As we have seen in the previous post, modern annotated corpora can embed information on morphology and syntax, and thus allow scholars to search and retrieve data on these aspects of language. But as we move to the level of the meanings and of communicative processes, a sentence like Aesch. Ag. 1100 exemplifies the many challenges and subtleties that we have to face. Is there a way to capture the peculiar meaning conveyed by the ellipsis of the subject and to integrate it in our annotated corpus, along with the other phenomena that contribute to the general sense?

When the readers of the play ask questions like: “who is the subject of μήδεται? Is it recoverable from the context?”, they evoke two important linguistic phenomena that must be taken into account.

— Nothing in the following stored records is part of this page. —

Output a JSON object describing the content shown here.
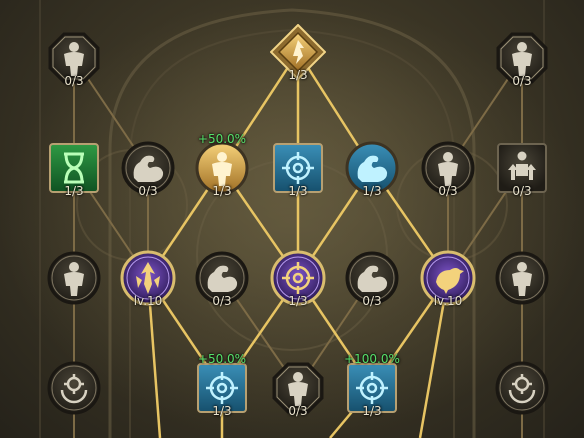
{
  "screen": "skill-tree",
  "colors": {
    "line": "#e7c463",
    "line_dim": "#7d6b46",
    "bonus": "#56e06a",
    "text": "#e9e2cc"
  },
  "nodes": [
    {
      "id": "r0-left-body",
      "icon": "body-silhouette-icon",
      "style": "octagon-dark",
      "label": "0/3"
    },
    {
      "id": "r0-center-core",
      "icon": "flame-core-icon",
      "style": "diamond-gold",
      "label": "1/3"
    },
    {
      "id": "r0-right-body",
      "icon": "body-silhouette-icon",
      "style": "octagon-dark",
      "label": "0/3"
    },
    {
      "id": "r1-hourglass",
      "icon": "hourglass-icon",
      "style": "square-green",
      "label": "1/3"
    },
    {
      "id": "r1-arm-dim",
      "icon": "flexed-arm-icon",
      "style": "circle-dark",
      "label": "0/3"
    },
    {
      "id": "r1-body-gold",
      "icon": "body-silhouette-icon",
      "style": "circle-gold",
      "label": "1/3",
      "bonus": "+50.0%"
    },
    {
      "id": "r1-target",
      "icon": "crosshair-icon",
      "style": "square-blue",
      "label": "1/3"
    },
    {
      "id": "r1-arm-blue",
      "icon": "flexed-arm-icon",
      "style": "circle-blue",
      "label": "1/3"
    },
    {
      "id": "r1-body-dim",
      "icon": "body-silhouette-icon",
      "style": "circle-dark",
      "label": "0/3"
    },
    {
      "id": "r1-arrows",
      "icon": "upgrade-arrows-icon",
      "style": "square-dark",
      "label": "0/3"
    },
    {
      "id": "r2-body-left",
      "icon": "body-silhouette-icon",
      "style": "circle-dark",
      "label": ""
    },
    {
      "id": "r2-emblem-left",
      "icon": "flame-emblem-icon",
      "style": "circle-purple",
      "label": "lv.10"
    },
    {
      "id": "r2-arm-left",
      "icon": "flexed-arm-icon",
      "style": "circle-dark",
      "label": "0/3"
    },
    {
      "id": "r2-center-target",
      "icon": "crosshair-icon",
      "style": "circle-purple",
      "label": "1/3"
    },
    {
      "id": "r2-arm-right",
      "icon": "flexed-arm-icon",
      "style": "circle-dark",
      "label": "0/3"
    },
    {
      "id": "r2-bird",
      "icon": "bird-icon",
      "style": "circle-purple",
      "label": "lv.10"
    },
    {
      "id": "r2-body-right",
      "icon": "body-silhouette-icon",
      "style": "circle-dark",
      "label": ""
    },
    {
      "id": "r3-moon-left",
      "icon": "crescent-target-icon",
      "style": "circle-dark",
      "label": ""
    },
    {
      "id": "r3-target-left",
      "icon": "crosshair-icon",
      "style": "square-blue",
      "label": "1/3",
      "bonus": "+50.0%"
    },
    {
      "id": "r3-body-center",
      "icon": "body-silhouette-icon",
      "style": "octagon-dark",
      "label": "0/3"
    },
    {
      "id": "r3-target-right",
      "icon": "crosshair-icon",
      "style": "square-blue",
      "label": "1/3",
      "bonus": "+100.0%"
    },
    {
      "id": "r3-moon-right",
      "icon": "crescent-target-icon",
      "style": "circle-dark",
      "label": ""
    }
  ]
}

First of all, it is important to ask why we need to look for a subject. Obviously, it is not only for the sake of translation. Even speakers of such languages where the subject can be omitted can feel that the verb form μήδεται requires to be supplemented with some information so that the communication is completed. In fact, as we know from Grammars, a subject pronoun can be left out in Greek only when the referent that it would point to can be clearly inferred from the context. When this is not the case, the communication is malfunctioning. Indeed, although Cassandra’s language in 1100-4 is remarkably plain for the Agamemnon, the Chorus rightly complains that this part of the prophecy is totally unintelligible for them. “I am incapable of decoding this prophecy” (τούτων ἄιδρίς εἰμί τῶν μαντευμάτων), they say in their answer (1105). On the contrary (cf. 1106), they know only too well who the “babies lamenting their slaughter, and the roast flesh their father devoured” of the first part of Cassandra’s vision are (vv. 1095-7), even if this legend is hinted at with high poetic diction and far more obscure syntax [2].

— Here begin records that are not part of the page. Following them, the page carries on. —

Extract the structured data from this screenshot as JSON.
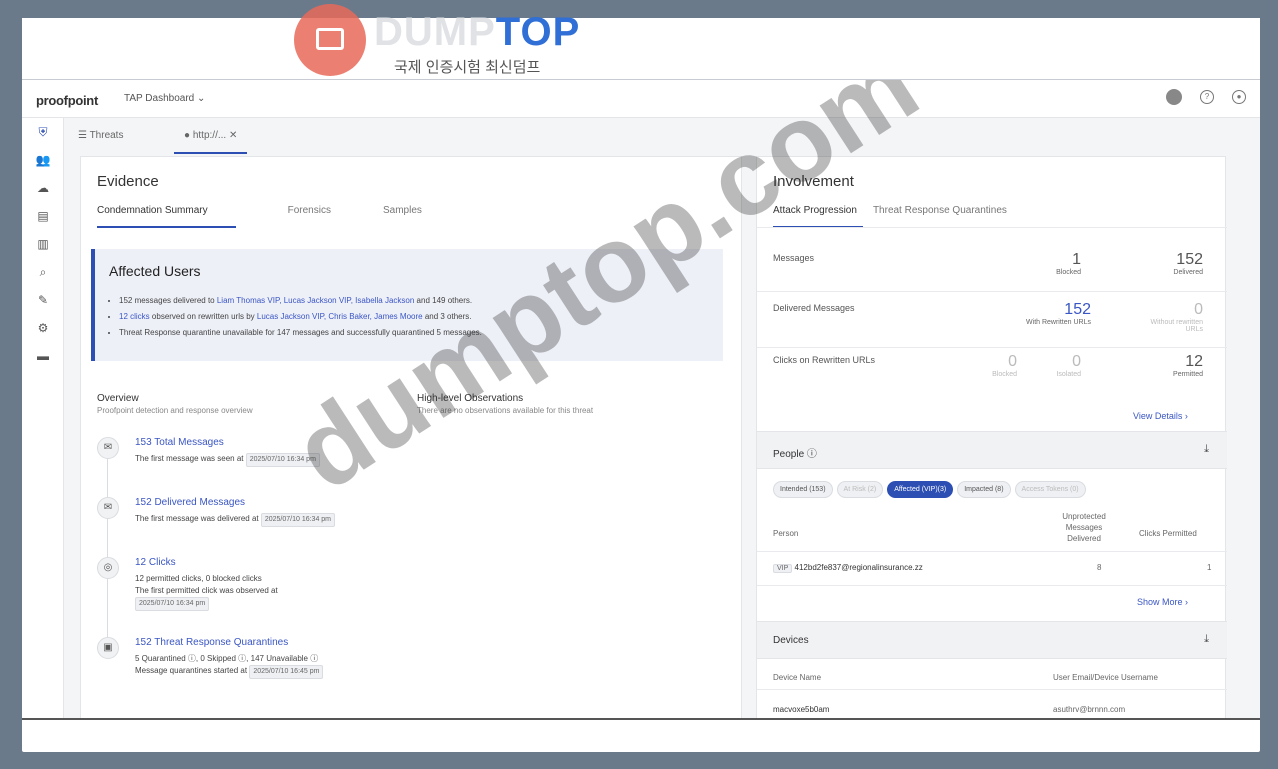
{
  "watermark": {
    "brand_a": "DUMP",
    "brand_b": "TOP",
    "sub": "국제 인증시험 최신덤프",
    "diagonal": "dumptop.com"
  },
  "header": {
    "logo": "proofpoint",
    "dashboard": "TAP Dashboard",
    "dropdown_icon": "chevron-down-icon"
  },
  "rail": {
    "icons": [
      "shield-icon",
      "users-icon",
      "cloud-icon",
      "document-icon",
      "chart-icon",
      "search-icon",
      "wrench-icon",
      "gear-icon",
      "book-icon"
    ]
  },
  "tabs": {
    "threats": "Threats",
    "current": "http://..."
  },
  "evidence": {
    "title": "Evidence",
    "tabs": [
      "Condemnation Summary",
      "Forensics",
      "Samples"
    ],
    "affected": {
      "title": "Affected Users",
      "b1_pre": "152 messages delivered to",
      "b1_users": "Liam Thomas VIP, Lucas Jackson VIP, Isabella Jackson",
      "b1_post": "and 149 others.",
      "b2_link": "12 clicks",
      "b2_mid": "observed on rewritten urls by",
      "b2_users": "Lucas Jackson VIP, Chris Baker, James Moore",
      "b2_post": "and 3 others.",
      "b3": "Threat Response quarantine unavailable for 147 messages and successfully quarantined 5 messages."
    },
    "overview": {
      "title": "Overview",
      "sub": "Proofpoint detection and response overview"
    },
    "observations": {
      "title": "High-level Observations",
      "sub": "There are no observations available for this threat"
    },
    "timeline": [
      {
        "title": "153 Total Messages",
        "line": "The first message was seen at",
        "ts": "2025/07/10 16:34 pm"
      },
      {
        "title": "152 Delivered Messages",
        "line": "The first message was delivered at",
        "ts": "2025/07/10 16:34 pm"
      },
      {
        "title": "12 Clicks",
        "line": "12 permitted clicks, 0 blocked clicks",
        "line2": "The first permitted click was observed at",
        "ts": "2025/07/10 16:34 pm"
      },
      {
        "title": "152 Threat Response Quarantines",
        "line": "5 Quarantined ⓘ, 0 Skipped ⓘ, 147 Unavailable ⓘ",
        "line2": "Message quarantines started at",
        "ts": "2025/07/10 16:45 pm"
      }
    ]
  },
  "involvement": {
    "title": "Involvement",
    "tabs": [
      "Attack Progression",
      "Threat Response Quarantines"
    ],
    "rows": [
      {
        "label": "Messages",
        "a": "1",
        "a_sub": "Blocked",
        "b": "152",
        "b_sub": "Delivered"
      },
      {
        "label": "Delivered Messages",
        "a": "152",
        "a_sub": "With Rewritten URLs",
        "b": "0",
        "b_sub": "Without rewritten URLs"
      },
      {
        "label": "Clicks on Rewritten URLs",
        "a": "0",
        "a_sub": "Blocked",
        "c": "0",
        "c_sub": "Isolated",
        "b": "12",
        "b_sub": "Permitted"
      }
    ],
    "view_details": "View Details ›",
    "people": {
      "title": "People ⓘ",
      "chips": [
        "Intended (153)",
        "At Risk (2)",
        "Affected (VIP)(3)",
        "Impacted (8)",
        "Access Tokens (0)"
      ],
      "col_person": "Person",
      "col_unprot": "Unprotected Messages Delivered",
      "col_clicks": "Clicks Permitted",
      "row": {
        "tag": "VIP",
        "email": "412bd2fe837@regionalinsurance.zz",
        "unprot": "8",
        "clicks": "1"
      },
      "show_more": "Show More ›"
    },
    "devices": {
      "title": "Devices",
      "col_device": "Device Name",
      "col_user": "User Email/Device Username",
      "row": {
        "device": "macvoxe5b0am",
        "user": "asuthrv@brnnn.com"
      }
    }
  }
}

At a more abstract level, a verb like μήδεσθαι, or its English equivalent “contrive”, depicts a scene where at least two “actors” are involved. Syntactically, they will be expressed as the object and subject of the verb. Semantically, we will identify an agent and a result of the action described [3]. Additional information on the circumstances (e.g. a space and a time when the plot is schemed) may always be added. Often in Greek, another actor, a beneficiary, is expressed too [4]. But whereas these optional circumstantial complements and supplementary arguments can be omitted, agent and result will always be implied, even if only by (elliptical) reference to the context.

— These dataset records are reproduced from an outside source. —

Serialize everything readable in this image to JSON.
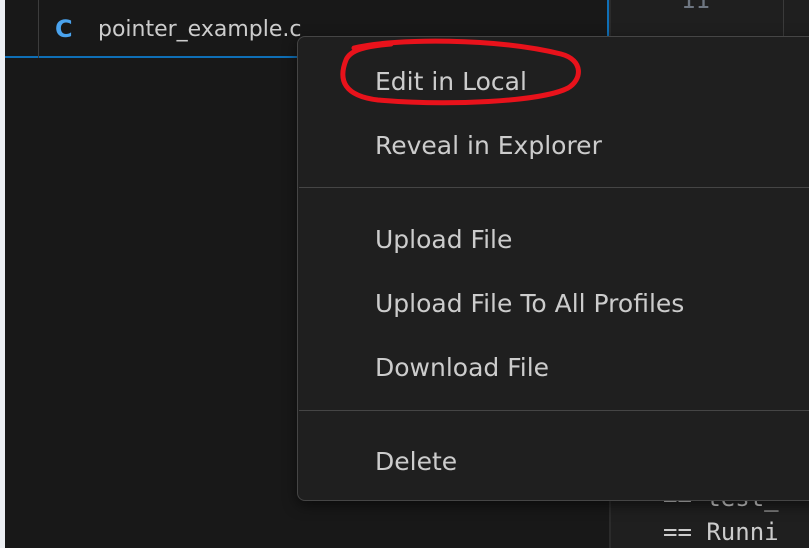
{
  "explorer": {
    "file": {
      "icon": "C",
      "icon_name": "c-language-file-icon",
      "name": "pointer_example.c"
    }
  },
  "editor": {
    "line_number": "11",
    "terminal_lines": [
      "== test_",
      "== Runni"
    ]
  },
  "context_menu": {
    "groups": [
      [
        "Edit in Local",
        "Reveal in Explorer"
      ],
      [
        "Upload File",
        "Upload File To All Profiles",
        "Download File"
      ],
      [
        "Delete"
      ]
    ]
  },
  "colors": {
    "accent": "#0f6fb6",
    "c_icon": "#4aa3ee",
    "annotation": "#e8121b",
    "menu_background": "#1f1f1f",
    "text": "#cccccc"
  }
}
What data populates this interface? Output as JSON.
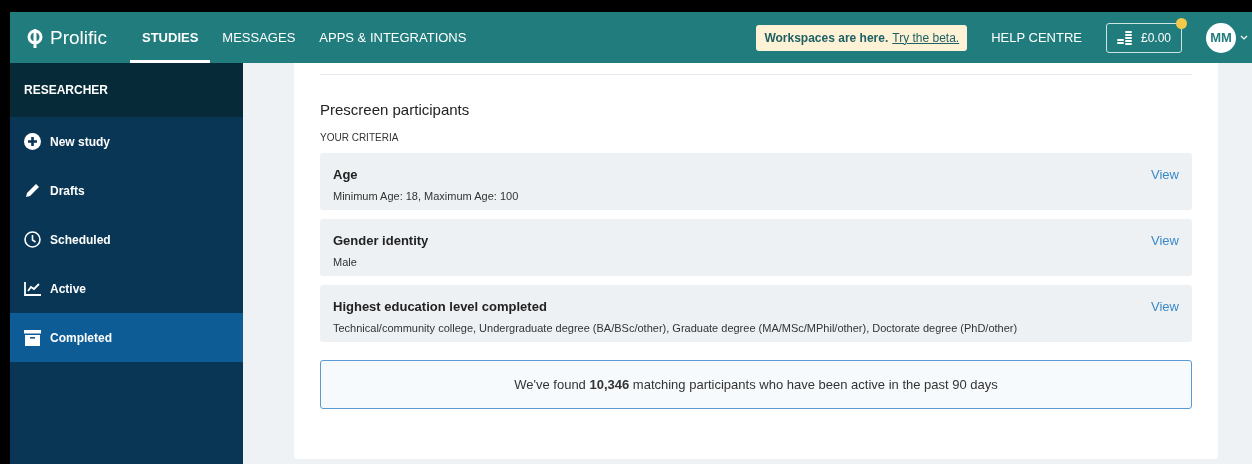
{
  "header": {
    "logo": "Prolific",
    "nav": [
      {
        "label": "STUDIES",
        "selected": true
      },
      {
        "label": "MESSAGES",
        "selected": false
      },
      {
        "label": "APPS & INTEGRATIONS",
        "selected": false
      }
    ],
    "banner": {
      "text": "Workspaces are here.",
      "link": "Try the beta."
    },
    "help": "HELP CENTRE",
    "balance": "£0.00",
    "balance_notification": true,
    "avatar": "MM"
  },
  "sidebar": {
    "title": "RESEARCHER",
    "items": [
      {
        "label": "New study",
        "selected": false
      },
      {
        "label": "Drafts",
        "selected": false
      },
      {
        "label": "Scheduled",
        "selected": false
      },
      {
        "label": "Active",
        "selected": false
      },
      {
        "label": "Completed",
        "selected": true
      }
    ]
  },
  "main": {
    "title": "Prescreen participants",
    "subtitle": "YOUR CRITERIA",
    "criteria": [
      {
        "name": "Age",
        "value": "Minimum Age: 18, Maximum Age: 100",
        "action": "View"
      },
      {
        "name": "Gender identity",
        "value": "Male",
        "action": "View"
      },
      {
        "name": "Highest education level completed",
        "value": "Technical/community college, Undergraduate degree (BA/BSc/other), Graduate degree (MA/MSc/MPhil/other), Doctorate degree (PhD/other)",
        "action": "View"
      }
    ],
    "result": "We've found **10,346** matching participants who have been active in the past 90 days"
  }
}
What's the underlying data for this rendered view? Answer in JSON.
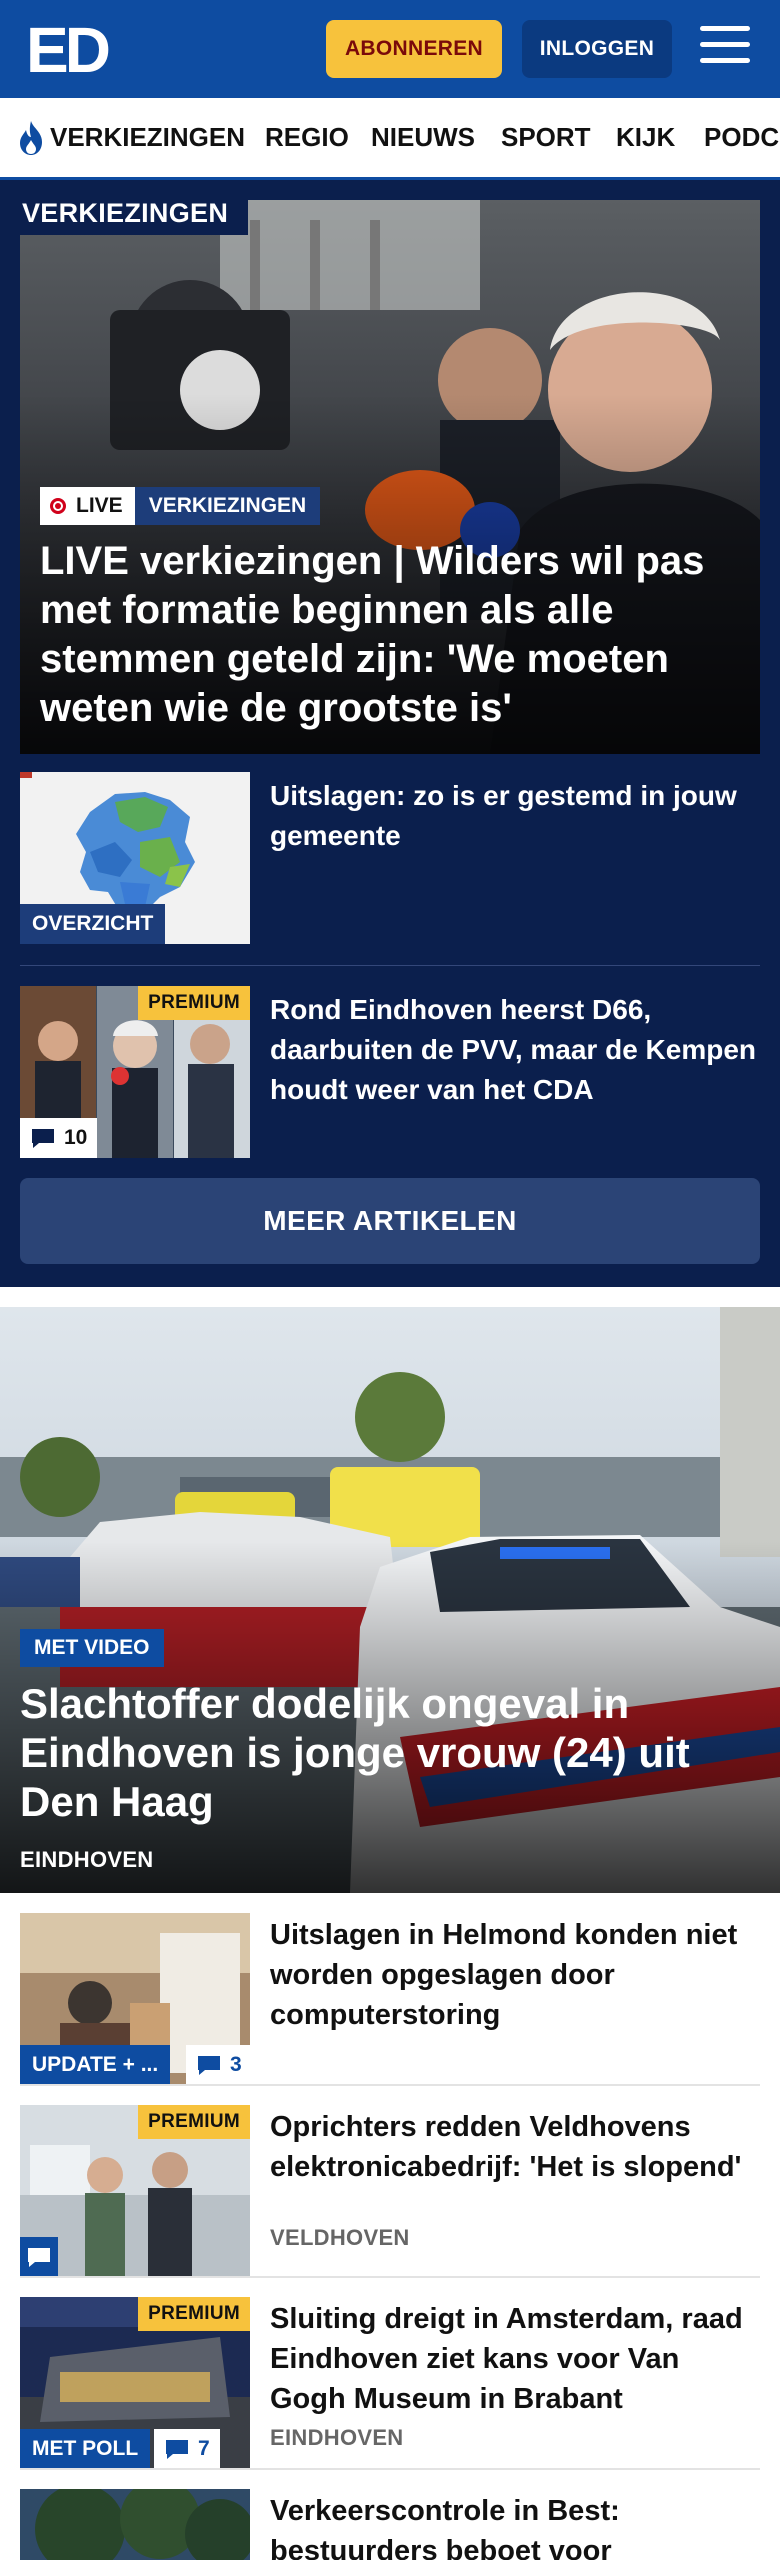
{
  "header": {
    "logo_text": "ED",
    "subscribe_label": "ABONNEREN",
    "login_label": "INLOGGEN"
  },
  "nav": {
    "items": [
      "VERKIEZINGEN",
      "REGIO",
      "NIEUWS",
      "SPORT",
      "KIJK",
      "PODC"
    ]
  },
  "elections": {
    "section_label": "VERKIEZINGEN",
    "hero": {
      "live_label": "LIVE",
      "category": "VERKIEZINGEN",
      "title": "LIVE verkiezingen | Wilders wil pas met formatie beginnen als alle stemmen geteld zijn: 'We moeten weten wie de grootste is'"
    },
    "items": [
      {
        "title": "Uitslagen: zo is er gestemd in jouw gemeente",
        "tag": "OVERZICHT"
      },
      {
        "title": "Rond Eindhoven heerst D66, daarbuiten de PVV, maar de Kempen houdt weer van het CDA",
        "premium": "PREMIUM",
        "comments": "10"
      }
    ],
    "more_label": "MEER ARTIKELEN"
  },
  "main_hero": {
    "tag": "MET VIDEO",
    "title": "Slachtoffer dodelijk ongeval in Eindhoven is jonge vrouw (24) uit Den Haag",
    "location": "EINDHOVEN"
  },
  "articles": [
    {
      "title": "Uitslagen in Helmond konden niet worden opgeslagen door computerstoring",
      "tag": "UPDATE + ...",
      "comments": "3"
    },
    {
      "title": "Oprichters redden Veldhovens elektronicabedrijf: 'Het is slopend'",
      "premium": "PREMIUM",
      "location": "VELDHOVEN"
    },
    {
      "title": "Sluiting dreigt in Amsterdam, raad Eindhoven ziet kans voor Van Gogh Museum in Brabant",
      "premium": "PREMIUM",
      "tag": "MET POLL",
      "comments": "7",
      "location": "EINDHOVEN"
    },
    {
      "title": "Verkeerscontrole in Best: bestuurders beboet voor"
    }
  ],
  "colors": {
    "brand_blue": "#0e4ca1",
    "dark_navy": "#0b1f4d",
    "accent_yellow": "#f7c23c"
  }
}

The fact that words, and predicates in particular, require a number of mandatory arguments in order to complete their sense is variously defined in linguistic theories, but it is mainly known by the name of valency. Locus classicus for the definition of valency (valence) is Tesnière (1959: 102), where the author distinguishes between adjuncts (circonstants) and arguments (actants), which are the real actors in the “drama” (“pétit drame”) expressed by the verb [5]. Different schools use different theoretical framework to record the arguments required by each verb sense, as it can be seen by comparing three lexical resources in the Unified Verb Index where the structure of a given English verb, e.g. “contrive”, is analyzed (PropBank, FrameNet, VerbNet), or the Valency Lexicon of Czech (PDT Vallex) for the roughly equivalent verb “vymyslet”.

An implication of the distinction between obligatory modifiers and optional adjuncts is the fact that, when we try to diagram the meaning of a sentence, we have to make room for the obligatory arguments, even in the case that they are left out, as with the subject of μήδεται in Ag. 1100. These positions are left empty either because a pronoun has been “dropped” in the communication, or it has been left intentionally unexpressed (as in the line that Aeschylus wrote for the character of Cassandra), or it is a general argument that, grammatically, needs not to be filled (as the agent of the verb “to cook” in such a sentence as: “cooking is fun”).

The second phenomenon I mentioned is co-reference resolution. Whenever we read a line like Ag. 1100, we are naturally induced not only to supplement a subject mentally, but also to clarify what is the person or object this pronoun refers to. Even in the case where a pronoun is expressed, this linguistic “pointer” must be decoded for the meaning of the sentence to be understood. This operation of decoding is another necessary part of the communication process. It is at this level that the problems of the Chorus with Cassandra’s question start: they understand that a subject of “contrive” is implied (as speakers of Greek, they are aware of the valency of μήδομαι), but they are unable to refer the unexpressed subject to any entity in the world of the discourse or of reality that constitutes the context.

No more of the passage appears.